Well simplifying a bit we get: $\displaystyle \lim_{n \to \infty} \left| \frac{\left(6n+ 12\right)6^{n+4}}{4^{n+1}} \cdot \frac{4^n}{(6n + 6)6^{n+3}}\right|$
Make use of the property that: $\displaystyle \frac{a^m}{a^n} = a^{m-n}$
So we get: $\displaystyle = \lim_{n \to \infty} \left| \frac{6n+12}{6n+6} \cdot 4^{n-(n+1)} \cdot 6^{n+4 - (n+3)}\right| = \lim_{n \to \infty} \left| \frac{6n+12}{6n+6} \cdot \frac{6}{4}\right| = \cdots$
So I realized that I was able to simplify this correctly.

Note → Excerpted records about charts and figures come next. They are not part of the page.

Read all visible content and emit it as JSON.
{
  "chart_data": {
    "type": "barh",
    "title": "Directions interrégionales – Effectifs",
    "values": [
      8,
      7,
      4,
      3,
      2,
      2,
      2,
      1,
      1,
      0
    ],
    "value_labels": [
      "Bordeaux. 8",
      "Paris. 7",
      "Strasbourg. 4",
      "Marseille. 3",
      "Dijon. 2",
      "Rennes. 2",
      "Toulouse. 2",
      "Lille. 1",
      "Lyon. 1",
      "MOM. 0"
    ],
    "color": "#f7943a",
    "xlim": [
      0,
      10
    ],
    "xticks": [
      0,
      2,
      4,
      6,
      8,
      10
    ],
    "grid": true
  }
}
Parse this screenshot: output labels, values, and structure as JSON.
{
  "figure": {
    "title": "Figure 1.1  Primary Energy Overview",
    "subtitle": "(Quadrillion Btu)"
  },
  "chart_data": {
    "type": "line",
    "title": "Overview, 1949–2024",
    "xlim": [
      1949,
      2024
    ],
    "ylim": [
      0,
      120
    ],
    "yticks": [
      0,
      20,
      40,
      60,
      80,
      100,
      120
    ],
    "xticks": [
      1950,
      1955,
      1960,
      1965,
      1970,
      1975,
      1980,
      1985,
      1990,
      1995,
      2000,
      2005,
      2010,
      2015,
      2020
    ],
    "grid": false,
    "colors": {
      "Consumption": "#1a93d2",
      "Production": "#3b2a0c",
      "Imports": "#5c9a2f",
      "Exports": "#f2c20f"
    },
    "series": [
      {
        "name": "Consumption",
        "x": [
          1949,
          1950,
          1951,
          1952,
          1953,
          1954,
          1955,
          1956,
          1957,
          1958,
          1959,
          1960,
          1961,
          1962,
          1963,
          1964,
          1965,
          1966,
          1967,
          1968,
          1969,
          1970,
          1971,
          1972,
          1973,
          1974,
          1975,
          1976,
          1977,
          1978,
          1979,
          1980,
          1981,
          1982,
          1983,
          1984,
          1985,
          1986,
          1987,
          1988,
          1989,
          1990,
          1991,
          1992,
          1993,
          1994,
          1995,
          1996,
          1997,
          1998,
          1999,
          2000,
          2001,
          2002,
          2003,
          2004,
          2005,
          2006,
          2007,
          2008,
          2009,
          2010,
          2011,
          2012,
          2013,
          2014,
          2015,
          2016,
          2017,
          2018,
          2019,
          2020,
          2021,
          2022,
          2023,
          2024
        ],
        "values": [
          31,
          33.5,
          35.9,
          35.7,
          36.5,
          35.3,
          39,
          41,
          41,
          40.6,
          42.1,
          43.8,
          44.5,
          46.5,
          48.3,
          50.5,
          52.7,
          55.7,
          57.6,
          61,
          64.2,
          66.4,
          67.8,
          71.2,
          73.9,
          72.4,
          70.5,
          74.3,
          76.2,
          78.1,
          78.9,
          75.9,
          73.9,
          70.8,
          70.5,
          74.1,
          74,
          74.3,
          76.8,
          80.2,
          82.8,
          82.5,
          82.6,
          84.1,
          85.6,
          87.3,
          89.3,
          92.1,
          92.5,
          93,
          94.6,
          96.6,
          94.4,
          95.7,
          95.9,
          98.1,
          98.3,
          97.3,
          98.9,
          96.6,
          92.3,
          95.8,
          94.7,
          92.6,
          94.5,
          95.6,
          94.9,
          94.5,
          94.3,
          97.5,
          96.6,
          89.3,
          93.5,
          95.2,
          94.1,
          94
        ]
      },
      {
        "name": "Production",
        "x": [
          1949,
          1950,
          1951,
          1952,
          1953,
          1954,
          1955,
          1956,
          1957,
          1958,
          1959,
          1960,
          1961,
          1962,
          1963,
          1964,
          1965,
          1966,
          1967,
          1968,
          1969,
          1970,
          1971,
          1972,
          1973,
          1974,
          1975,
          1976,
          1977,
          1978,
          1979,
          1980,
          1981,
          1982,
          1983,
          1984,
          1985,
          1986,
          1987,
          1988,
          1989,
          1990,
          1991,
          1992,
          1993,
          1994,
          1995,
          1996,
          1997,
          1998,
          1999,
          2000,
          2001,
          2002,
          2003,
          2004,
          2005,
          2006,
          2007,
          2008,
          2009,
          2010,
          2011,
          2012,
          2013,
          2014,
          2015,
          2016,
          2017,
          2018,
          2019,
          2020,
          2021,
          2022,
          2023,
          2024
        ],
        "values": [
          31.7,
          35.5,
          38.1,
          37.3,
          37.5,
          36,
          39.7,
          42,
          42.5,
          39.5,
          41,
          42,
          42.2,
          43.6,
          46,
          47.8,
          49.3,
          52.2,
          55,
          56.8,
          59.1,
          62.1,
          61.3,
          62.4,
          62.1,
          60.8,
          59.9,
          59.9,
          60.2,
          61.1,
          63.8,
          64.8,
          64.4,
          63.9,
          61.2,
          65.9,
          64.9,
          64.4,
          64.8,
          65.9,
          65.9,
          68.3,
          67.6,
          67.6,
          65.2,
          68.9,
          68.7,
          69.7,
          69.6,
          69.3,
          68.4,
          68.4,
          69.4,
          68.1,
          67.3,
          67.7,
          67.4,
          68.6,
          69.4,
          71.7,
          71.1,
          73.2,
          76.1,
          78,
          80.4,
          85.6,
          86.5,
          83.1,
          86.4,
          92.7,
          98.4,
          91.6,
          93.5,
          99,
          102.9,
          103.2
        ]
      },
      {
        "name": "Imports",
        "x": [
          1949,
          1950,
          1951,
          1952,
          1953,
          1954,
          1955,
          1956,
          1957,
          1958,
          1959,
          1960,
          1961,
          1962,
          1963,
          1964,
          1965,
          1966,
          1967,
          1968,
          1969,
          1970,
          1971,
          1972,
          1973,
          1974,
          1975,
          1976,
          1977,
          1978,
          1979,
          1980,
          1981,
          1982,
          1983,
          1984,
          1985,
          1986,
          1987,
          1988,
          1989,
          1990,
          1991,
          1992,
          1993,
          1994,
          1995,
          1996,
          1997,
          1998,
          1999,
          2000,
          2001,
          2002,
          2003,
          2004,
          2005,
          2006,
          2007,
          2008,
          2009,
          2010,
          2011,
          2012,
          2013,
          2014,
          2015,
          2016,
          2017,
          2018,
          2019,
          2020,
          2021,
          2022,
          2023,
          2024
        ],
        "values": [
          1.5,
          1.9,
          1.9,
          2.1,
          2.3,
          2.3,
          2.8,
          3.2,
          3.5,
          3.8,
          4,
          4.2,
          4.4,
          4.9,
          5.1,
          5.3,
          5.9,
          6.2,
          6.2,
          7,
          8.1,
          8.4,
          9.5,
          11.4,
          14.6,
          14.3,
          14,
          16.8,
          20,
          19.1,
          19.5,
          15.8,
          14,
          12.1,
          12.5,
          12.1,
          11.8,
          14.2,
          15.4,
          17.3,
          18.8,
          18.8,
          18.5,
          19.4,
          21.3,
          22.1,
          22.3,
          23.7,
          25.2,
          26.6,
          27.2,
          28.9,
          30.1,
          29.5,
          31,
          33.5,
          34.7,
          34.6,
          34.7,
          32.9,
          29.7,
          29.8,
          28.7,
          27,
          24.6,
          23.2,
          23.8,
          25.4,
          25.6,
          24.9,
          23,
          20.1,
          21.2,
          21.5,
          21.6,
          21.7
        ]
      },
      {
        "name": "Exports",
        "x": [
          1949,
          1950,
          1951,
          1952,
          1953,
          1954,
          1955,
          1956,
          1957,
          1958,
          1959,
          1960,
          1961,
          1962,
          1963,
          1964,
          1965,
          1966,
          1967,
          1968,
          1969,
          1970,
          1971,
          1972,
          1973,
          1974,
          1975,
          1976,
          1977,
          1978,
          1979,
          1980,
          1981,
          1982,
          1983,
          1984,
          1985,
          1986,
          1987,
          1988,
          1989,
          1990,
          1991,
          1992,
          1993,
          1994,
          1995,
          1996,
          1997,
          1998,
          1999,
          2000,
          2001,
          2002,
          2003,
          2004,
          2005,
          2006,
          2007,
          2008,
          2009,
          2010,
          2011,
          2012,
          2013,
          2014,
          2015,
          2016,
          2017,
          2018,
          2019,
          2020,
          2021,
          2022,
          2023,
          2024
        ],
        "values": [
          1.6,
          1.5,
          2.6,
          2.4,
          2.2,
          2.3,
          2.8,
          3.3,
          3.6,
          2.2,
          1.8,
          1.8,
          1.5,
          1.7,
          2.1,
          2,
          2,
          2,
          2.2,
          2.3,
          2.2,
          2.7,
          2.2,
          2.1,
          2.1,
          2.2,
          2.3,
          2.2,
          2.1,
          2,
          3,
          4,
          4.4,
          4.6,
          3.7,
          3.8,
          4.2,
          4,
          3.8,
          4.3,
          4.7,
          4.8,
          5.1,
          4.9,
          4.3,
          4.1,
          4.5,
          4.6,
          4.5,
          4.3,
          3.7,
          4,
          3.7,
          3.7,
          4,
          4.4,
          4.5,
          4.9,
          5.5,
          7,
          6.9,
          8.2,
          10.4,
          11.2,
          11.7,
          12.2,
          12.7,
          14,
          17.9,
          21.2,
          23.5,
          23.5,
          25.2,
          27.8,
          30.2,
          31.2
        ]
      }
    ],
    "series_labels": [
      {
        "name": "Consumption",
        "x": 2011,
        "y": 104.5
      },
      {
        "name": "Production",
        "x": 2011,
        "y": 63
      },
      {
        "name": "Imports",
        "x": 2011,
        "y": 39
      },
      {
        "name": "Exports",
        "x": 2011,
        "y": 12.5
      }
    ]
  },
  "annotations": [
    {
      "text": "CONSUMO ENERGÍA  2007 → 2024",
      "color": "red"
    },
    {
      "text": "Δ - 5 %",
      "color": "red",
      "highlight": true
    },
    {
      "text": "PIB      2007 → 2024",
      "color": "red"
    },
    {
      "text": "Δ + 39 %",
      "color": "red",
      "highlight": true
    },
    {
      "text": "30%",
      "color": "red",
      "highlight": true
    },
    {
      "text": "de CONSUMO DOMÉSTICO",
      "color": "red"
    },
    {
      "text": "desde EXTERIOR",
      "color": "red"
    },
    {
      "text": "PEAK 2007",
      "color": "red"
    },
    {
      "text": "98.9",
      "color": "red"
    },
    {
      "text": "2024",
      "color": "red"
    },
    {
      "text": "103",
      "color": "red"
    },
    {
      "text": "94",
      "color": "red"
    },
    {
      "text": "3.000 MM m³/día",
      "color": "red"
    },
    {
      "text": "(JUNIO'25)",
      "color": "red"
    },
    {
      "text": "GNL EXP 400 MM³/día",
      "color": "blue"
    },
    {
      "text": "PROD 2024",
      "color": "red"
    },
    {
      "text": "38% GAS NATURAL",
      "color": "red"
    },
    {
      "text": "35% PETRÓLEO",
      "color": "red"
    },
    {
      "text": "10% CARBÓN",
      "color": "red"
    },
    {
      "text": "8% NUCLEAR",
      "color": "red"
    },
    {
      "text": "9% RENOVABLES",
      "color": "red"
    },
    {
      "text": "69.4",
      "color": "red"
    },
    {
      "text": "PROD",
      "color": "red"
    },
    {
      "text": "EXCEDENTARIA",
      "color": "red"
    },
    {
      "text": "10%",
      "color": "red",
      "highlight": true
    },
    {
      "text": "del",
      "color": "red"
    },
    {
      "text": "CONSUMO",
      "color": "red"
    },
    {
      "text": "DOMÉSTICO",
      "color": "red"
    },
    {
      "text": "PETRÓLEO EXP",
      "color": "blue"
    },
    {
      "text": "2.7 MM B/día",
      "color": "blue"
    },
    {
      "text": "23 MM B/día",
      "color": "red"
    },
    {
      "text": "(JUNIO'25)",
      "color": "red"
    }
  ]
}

so I pull out $\displaystyle 3/2$ then $\displaystyle \lim_{n \to \infty} \left| \frac{6n+12}{6n+6} \cdot \right|$
so top is approaching infinity faster than the bottom. Does this mean that it's 1?
So the limit is $\displaystyle 3/2$ and the ratio test is inconclusive. But will the series converge or diverge by another test?
For some random reason, the program that I use to do my homework would not accept the correct answer. After 37th times, it finally accepted the answer. and I believe that I typed the same correct answer about 34 times.
anyway thanks for clearing my doubt.